Долго стоим мы в нетерпеливом ожидании с нечистой совестью, ибо не принято прерывать немые призывы к Аллаху, не принято даже смотреть на молящихся.
Кратчайший путь
Усталые, грязные, со слипшимися от пота волосами, около полуночи прибыли мы с большим опозданием на вокзал в Каесе. Маленький провинциальный городок в Африке — что нас в нем ожидает? На какое-то время усталость взяла свое, и жажда приключений угасла. Мы забыли, что нас принимают как гостей правительства Мали, что нас опередила телеграмма. Уже несколько часов ожидают нас шеф кабинета губернатора и помощник мэра. Они выглядят более бодрыми, чем мы, и тепло пожимают нам руки. Диавара знает их обоих, помощника мэра он называет даже своим дядей.
Молодой шеф кабинета выражает сожаление, что в гостинице уже несколько месяцев никто не жил. Но нам не мешает красноватая пыль на мебели, которую приносит с собой ветер, не мешают и перекошенные двери. В комнату сразу же входит караульный солдат, отдает честь настолько приветливо, насколько это только возможно, и ставит на стол большой термос со свежей питьевой водой. Шеф кабинета, улыбаясь, поднимает свой стакан, как если бы хотел чокнуться бокалом с шампанским: за благополучное пребывание в нашем городе и во всем округе Каеса!
На следующее утро ни из одного крана нельзя было извлечь ни капли воды. Кто путешествует по Африке… К счастью, для бритья и умывания в термосе остался стакан воды. Вскоре, принеся многочисленные извинения, мастер ликвидировал неисправность: оказывается, вчера специально для нас проводили ремонтные работы и забыли снова открыть кран, перекрывающий всю систему. Мы узнаем также, почему прошлой ночью была такая адская жара, да и последующие ночи в Каесе не будут прохладнее. В стене номера зияет квадратная дыра: там раньше была установка для кондиционирования воздуха. Но прежние хозяева дома, господа из одного французского торгового общества, оставляя поле битвы, забрали с собой установки, упаковав их в ящики.
У губернатора нашлось для нас время. В его саду дети играли с посаженной на цепь обезьянкой.
— Все эти дети ваши, господин губернатор?

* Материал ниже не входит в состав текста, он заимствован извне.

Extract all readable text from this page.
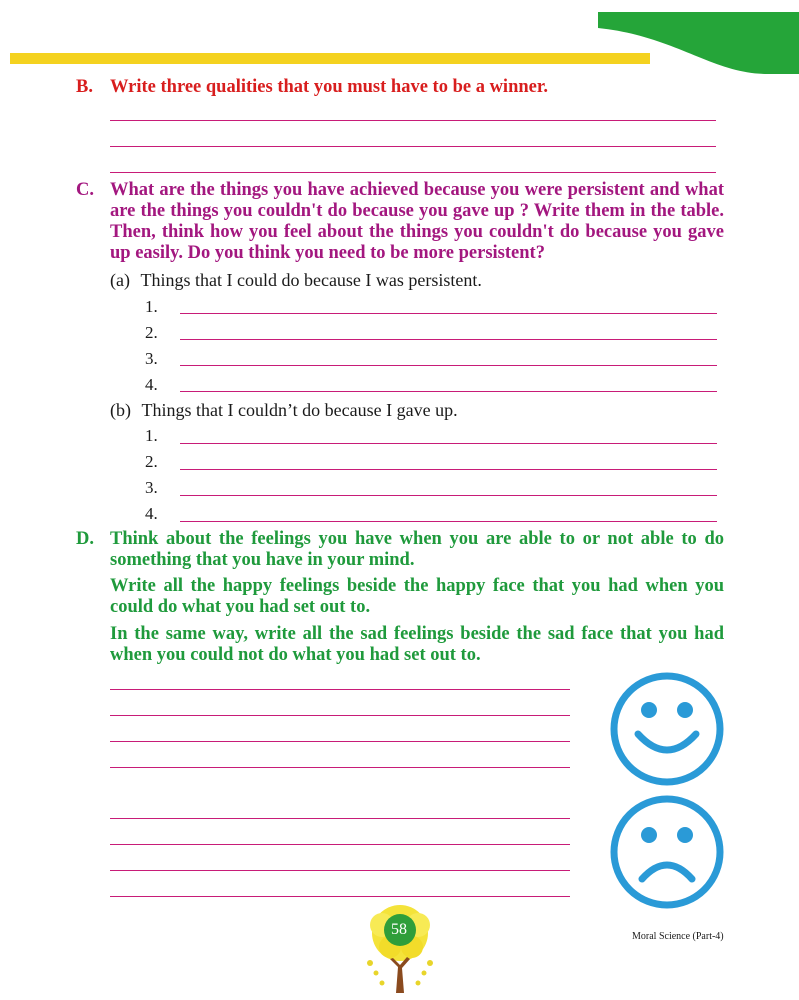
B. Write three qualities that you must have to be a winner.
C. What are the things you have achieved because you were persistent and what are the things you couldn't do because you gave up ? Write them in the table. Then, think how you feel about the things you couldn't do because you gave up easily. Do you think you need to be more persistent?
(a) Things that I could do because I was persistent.
1.
2.
3.
4.
(b) Things that I couldn’t do because I gave up.
1.
2.
3.
4.
D. Think about the feelings you have when you are able to or not able to do something that you have in your mind.
Write all the happy feelings beside the happy face that you had when you could do what you had set out to.
In the same way, write all the sad feelings beside the sad face that you had when you could not do what you had set out to.
58	Moral Science (Part-4)
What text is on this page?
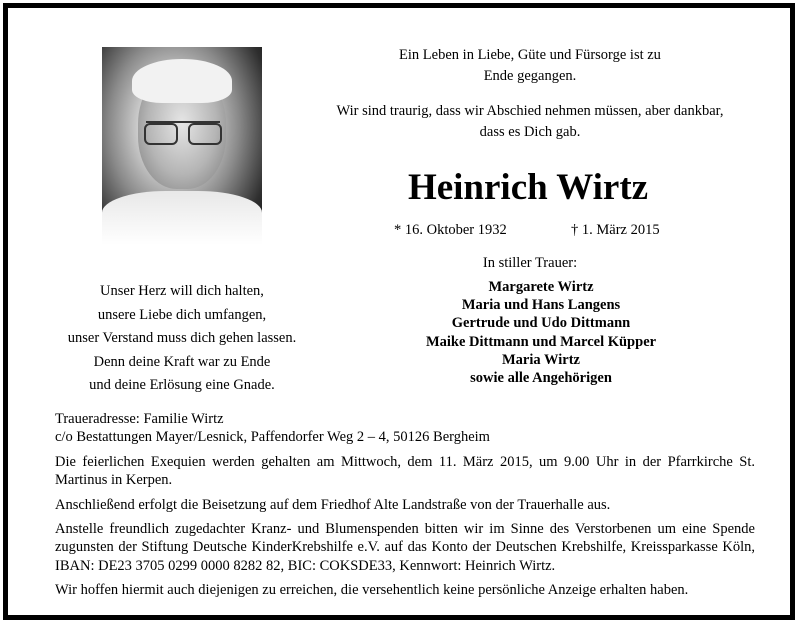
Ein Leben in Liebe, Güte und Fürsorge ist zu
Ende gegangen.
Wir sind traurig, dass wir Abschied nehmen müssen, aber dankbar,
dass es Dich gab.
Heinrich Wirtz
* 16. Oktober 1932	† 1. März 2015
In stiller Trauer:
Margarete Wirtz
Maria und Hans Langens
Gertrude und Udo Dittmann
Maike Dittmann und Marcel Küpper
Maria Wirtz
sowie alle Angehörigen
Unser Herz will dich halten,
unsere Liebe dich umfangen,
unser Verstand muss dich gehen lassen.
Denn deine Kraft war zu Ende
und deine Erlösung eine Gnade.
Traueradresse: Familie Wirtz
c/o Bestattungen Mayer/Lesnick, Paffendorfer Weg 2 – 4, 50126 Bergheim
Die feierlichen Exequien werden gehalten am Mittwoch, dem 11. März 2015, um 9.00 Uhr in der Pfarrkirche St. Martinus in Kerpen.
Anschließend erfolgt die Beisetzung auf dem Friedhof Alte Landstraße von der Trauerhalle aus.
Anstelle freundlich zugedachter Kranz- und Blumenspenden bitten wir im Sinne des Verstorbenen um eine Spende zugunsten der Stiftung Deutsche KinderKrebshilfe e.V. auf das Konto der Deutschen Krebshilfe, Kreissparkasse Köln, IBAN: DE23 3705 0299 0000 8282 82, BIC: COKSDE33, Kennwort: Heinrich Wirtz.
Wir hoffen hiermit auch diejenigen zu erreichen, die versehentlich keine persönliche Anzeige erhalten haben.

На этот вопрос отвечает нам Диавара. Да, это дети губернатора и все они от одной-единственной жены. Жена тоже показывается на мгновение. Юная дама по-товарищески протягивает руку. Это для нас редкость: по большей части в африканских семьях жену или жен вообще не приходится видеть.
— Пожалуйста, мадам, месье, — говорит губернатор.

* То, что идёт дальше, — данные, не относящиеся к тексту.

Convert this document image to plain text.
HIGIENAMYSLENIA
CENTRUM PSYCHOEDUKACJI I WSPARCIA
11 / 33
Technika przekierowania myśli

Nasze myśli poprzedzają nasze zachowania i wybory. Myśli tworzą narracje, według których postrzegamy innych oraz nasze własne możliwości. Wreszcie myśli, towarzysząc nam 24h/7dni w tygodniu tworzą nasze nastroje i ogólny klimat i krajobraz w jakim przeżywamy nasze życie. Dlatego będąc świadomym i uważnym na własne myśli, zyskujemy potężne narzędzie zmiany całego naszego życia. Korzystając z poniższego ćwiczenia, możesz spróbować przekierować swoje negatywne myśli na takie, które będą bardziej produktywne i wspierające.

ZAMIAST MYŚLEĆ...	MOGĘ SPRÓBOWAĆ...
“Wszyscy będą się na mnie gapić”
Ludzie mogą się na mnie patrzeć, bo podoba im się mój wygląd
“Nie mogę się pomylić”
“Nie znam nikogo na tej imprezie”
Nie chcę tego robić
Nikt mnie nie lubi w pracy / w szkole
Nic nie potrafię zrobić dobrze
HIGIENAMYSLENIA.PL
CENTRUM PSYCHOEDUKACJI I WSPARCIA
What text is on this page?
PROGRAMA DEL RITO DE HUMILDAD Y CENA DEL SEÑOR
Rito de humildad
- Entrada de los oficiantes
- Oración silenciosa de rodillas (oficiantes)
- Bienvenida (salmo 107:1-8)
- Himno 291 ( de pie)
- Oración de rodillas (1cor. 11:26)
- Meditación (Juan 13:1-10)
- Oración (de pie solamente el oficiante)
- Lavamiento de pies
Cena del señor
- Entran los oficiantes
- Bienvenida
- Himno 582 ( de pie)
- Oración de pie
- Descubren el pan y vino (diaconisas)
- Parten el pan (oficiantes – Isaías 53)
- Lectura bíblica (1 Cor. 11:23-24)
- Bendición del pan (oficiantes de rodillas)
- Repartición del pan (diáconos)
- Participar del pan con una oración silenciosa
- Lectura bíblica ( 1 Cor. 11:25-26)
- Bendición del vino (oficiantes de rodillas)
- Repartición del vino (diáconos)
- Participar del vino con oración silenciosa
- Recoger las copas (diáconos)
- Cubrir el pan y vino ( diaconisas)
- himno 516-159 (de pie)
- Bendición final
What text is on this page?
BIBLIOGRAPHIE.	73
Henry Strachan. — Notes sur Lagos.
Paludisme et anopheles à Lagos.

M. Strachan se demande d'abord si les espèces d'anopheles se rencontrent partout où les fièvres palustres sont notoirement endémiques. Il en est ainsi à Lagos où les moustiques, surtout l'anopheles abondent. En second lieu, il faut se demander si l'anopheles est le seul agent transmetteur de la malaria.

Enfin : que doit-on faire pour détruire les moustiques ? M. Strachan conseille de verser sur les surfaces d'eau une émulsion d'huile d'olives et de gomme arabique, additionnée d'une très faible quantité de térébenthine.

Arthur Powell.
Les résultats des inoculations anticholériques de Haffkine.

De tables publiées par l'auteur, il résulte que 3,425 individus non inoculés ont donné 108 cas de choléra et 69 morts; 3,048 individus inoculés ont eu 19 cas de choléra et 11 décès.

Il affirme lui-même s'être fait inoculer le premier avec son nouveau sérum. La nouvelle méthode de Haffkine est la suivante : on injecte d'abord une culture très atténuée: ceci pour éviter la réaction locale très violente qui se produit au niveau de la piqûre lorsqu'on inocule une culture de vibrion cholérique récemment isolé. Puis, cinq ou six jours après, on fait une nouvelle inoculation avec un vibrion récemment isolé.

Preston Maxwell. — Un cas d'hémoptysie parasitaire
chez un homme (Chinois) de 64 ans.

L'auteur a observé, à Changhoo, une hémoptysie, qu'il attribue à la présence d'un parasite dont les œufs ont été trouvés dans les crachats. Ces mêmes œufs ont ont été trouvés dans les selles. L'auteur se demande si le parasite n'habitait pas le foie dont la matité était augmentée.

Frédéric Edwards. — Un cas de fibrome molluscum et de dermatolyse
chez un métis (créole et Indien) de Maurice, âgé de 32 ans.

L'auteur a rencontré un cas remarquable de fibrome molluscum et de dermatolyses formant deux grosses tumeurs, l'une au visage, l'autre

Мы входим в дом. На стенах несколько картин маслом, написанных в манере французского импрессионизма: пейзаж саванны, зной из миллиона точек, стоящий над хижинами и травой, голова мавританки в голубом покрывале, очень черный ребенок с вопрошающими глазами. Картины рисовал молодой африканский художник, который брал уроки у француза. Он рисует только так, между прочим, ведь живопись — это не профессия.
Вокруг круглого стола стоят мягкие французские кресла. Безмолвный слуга ставит перед нами эльзасское пиво «Кроненборг». Губернатор пьет пиво. Диавара просит принести холодной воды. Мы начинаем разговор о единственной в стране железной дороге, по которой сюда прибыли. Губернатор сразу преображается; гостеприимный хозяин уступает место официальному лицу. Раньше дорога связывала Бамако с сенегальской гаванью Дакар. Для этого она, собственно, и была построена. Из Французского Судана в Дакар перевозили земляные орехи. Там находились предприятия по их переработке. В Судане, напротив, колониальные власти даже и не думали о постройке хотя бы одной маслодавильни. Судан оставался неразвитой аграрной страной.
Губернатор цитирует высказывание президента Мали Модибо Кейта об этой дороге: «Франция после своего вторжения в нашу страну построила железные дороги, чтобы облегчить себе экспансию, экспорт наших богатств и импорт своей промышленной продукции. Если бы она действительно хотела способствовать развитию нашей страны, то использовала бы естественную дорогу — Нигер. Река, если бы она стала судоходной, могла бы способствовать активизации экономической жизни и благосостоянию нескольких провинций Мали».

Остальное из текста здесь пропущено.